Mr. Lineker said today: “However difficult the last few days have been, it simply doesn’t compare to having to flee your home from persecution or war to seek refuge in a land far away. It’s heartwarming to have seen the empathy towards their plight from so many of you. We remain a country of predominantly tolerant, welcoming and generous people. Thank you.”
BBC Director-General Tim Davie said in a statement the corporation would now commission an independent review of its social media guidelines, particularly for freelancers. …
In a follow-up tweet, Gary Lineker said he wanted “to thank Tim Davie for his understanding during this difficult period”.
He added: “He has an almost impossible job keeping everybody happy, particularly in the area of impartiality. I am delighted that we’ll continue to fight the good fight, together.”
Confirming Lineker would return to Match of the Day on Saturday, Mr. Davie said the presenter “will abide by the editorial guidelines” until a review of the BBC’s social media policy is complete.
In his statement issued on Monday, the Director-General said: “Everyone recognises this has been a difficult period for staff, contributors, presenters and, most importantly, our audiences. I apologise for this.
“The potential confusion caused by the grey areas of the BBC’s social media guidance that was introduced in 2020 is recognised. I want to get matters resolved and our sport content back on air.”
Mr. Davie told the BBC he did “the right thing” in asking Lineker to step back from presenting duties, but said he “respects the views” of the presenters and pundits who walked out in solidarity with the former England striker.
The BBC Board said it welcomed the agreement between Lineker and the broadcaster, saying it was “the right time” to review its social media guidelines.
It’s a humiliating climbdown for Davie, who has had to commit to revising the guidelines again – having last changed them only in 2020 – instead of enforce them. Why he begged Lineker to return when Match of the Day viewing figures soared by half a million on Saturday – it was shorter and had no presenters – is unclear. Could be onto something there.
Tory MPs are apoplectic about the BBC’s “pathetic capitulation” to Lineker, with Philip Davies calling it a “watershed moment” that will hasten the “end of the road” for the £159-a-year licence fee owing to it causing catastrophic damage to the corporation’s claims of impartiality.
“The BBC can no longer credibly claim that it believes in political impartiality and – more importantly – it has proved that it doesn’t have the stomach to enforce it. It is now a free for all at the BBC,” he added.
There’s no doubt that BBC stars and pundits overwhelmingly spout Left-wing talking points and clichés (in public at least) and that allowing them an online free for all will not do the corporation’s fragile veneer of impartiality any favours. When there’s the ever-present threat of an unhappy Tory Government reforming the anachronistic funding model this is also a major risk to the bottom line.
Nevertheless, the Free Speech Union, in line with its principled opposition to employers placing excessive limits on their employees’ speech outside of work, has said that “if Gary Lineker is punished for ‘bringing the BBC into disrepute’, without the ‘tangible harm’ test being met, we will offer him every assistance.
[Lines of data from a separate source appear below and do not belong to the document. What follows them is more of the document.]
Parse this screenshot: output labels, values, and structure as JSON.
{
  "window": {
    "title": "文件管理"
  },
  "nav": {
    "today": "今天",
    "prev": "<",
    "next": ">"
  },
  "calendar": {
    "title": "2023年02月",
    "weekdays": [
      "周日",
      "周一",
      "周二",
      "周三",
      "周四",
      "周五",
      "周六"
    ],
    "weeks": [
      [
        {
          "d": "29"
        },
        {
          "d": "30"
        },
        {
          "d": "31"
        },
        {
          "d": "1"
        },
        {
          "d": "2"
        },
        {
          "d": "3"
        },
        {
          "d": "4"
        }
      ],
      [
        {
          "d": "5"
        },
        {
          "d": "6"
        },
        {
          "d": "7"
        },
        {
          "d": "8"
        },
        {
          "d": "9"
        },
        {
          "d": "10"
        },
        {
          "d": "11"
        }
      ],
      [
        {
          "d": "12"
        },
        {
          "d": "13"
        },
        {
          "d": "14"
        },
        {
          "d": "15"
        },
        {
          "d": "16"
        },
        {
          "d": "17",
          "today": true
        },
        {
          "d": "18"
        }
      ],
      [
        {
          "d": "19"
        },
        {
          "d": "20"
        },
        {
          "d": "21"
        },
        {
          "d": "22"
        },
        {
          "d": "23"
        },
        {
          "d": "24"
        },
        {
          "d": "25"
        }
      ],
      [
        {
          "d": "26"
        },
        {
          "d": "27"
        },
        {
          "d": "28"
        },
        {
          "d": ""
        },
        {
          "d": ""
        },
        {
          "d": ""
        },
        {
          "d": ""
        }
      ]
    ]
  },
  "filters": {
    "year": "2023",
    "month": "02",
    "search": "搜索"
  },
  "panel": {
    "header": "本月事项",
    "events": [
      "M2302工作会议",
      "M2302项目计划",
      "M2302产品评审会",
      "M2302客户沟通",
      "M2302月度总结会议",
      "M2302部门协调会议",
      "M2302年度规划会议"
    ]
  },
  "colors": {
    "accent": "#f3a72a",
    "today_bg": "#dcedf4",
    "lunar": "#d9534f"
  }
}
A good outcome will be if the BBC decides to extend more latitude to all its employees when it comes to speech outside the workplace.”
That would certainly seem the principled free speech position, even if it grates to apply it to the wokerati who you know would cancel a heretic in a flash if they thought it would allow them to signal their virtue for a passing moment. Whether such a free-speech policy is consistent with the BBC’s special commitment, as the licence-fee funded national broadcaster, to be (and appear to be) impartial is another matter.
In any case though, Lineker’s smug victory statement was a classic of the virtue-signalling genre in failing to recognise or engage with the issues that most concern people. Saying the last few days don’t compare with “having to flee your home from persecution or war to seek refuge in a land far away” is just bizarre because it makes precisely the strange comparison that it claims can’t be made and so sounds ridiculous. Of course, a millionaire getting in trouble with his employer for partisan tweeting he’s been warned about numerous times before doesn’t compare with being persecuted and a refugee. Why even bring it up?
As for fleeing persecution and war, Lineker seems once again to be ignoring the fact that the boats are all coming from France. Last time I checked, France was not persecuting anybody or at war. Everyone has sympathy with families fleeing conflict zones of course, and the U.K. is rightly generous towards them. But from May to September of last year, 42% of the people illegally crossing the Channel on small boats were Albanians and Albania is a democracy that hasn’t been at war since 1997. Stopping the boats is about ending human trafficking, preventing unnecessary loss of life and securing the borders. But this has been explained so many times, you can be sure Lineker and friends know it very well, they just don’t care.
Lineker adds: “It’s heartwarming to have seen the empathy towards their plight from so many of you. We remain a country of predominantly tolerant, welcoming and generous people.” But polls consistently show a majority of the U.K. population are concerned about illegal immigration and support measures to stop it. Lineker and his Twitter followers are a vocal but small minority who seem not to care about securing borders, closing high-risk routes and stopping human trafficking. We do indeed “remain a country of predominantly tolerant, welcoming and generous people” – but one that also, rightly, wants to close the illegal and dangerous channel-crossing entry route. Lineker falsely equates support for illegal channel crossings with being “tolerant, welcoming and generous” and wrongly assumes people who support that weird view are in the majority.
Unfortunately, with the BBC now set to revise its guidelines, this means we can look forward to even more insufferable woke grandstanding from Lineker and his fellow luvvies. Free speech it may be; pleasant it ain’t.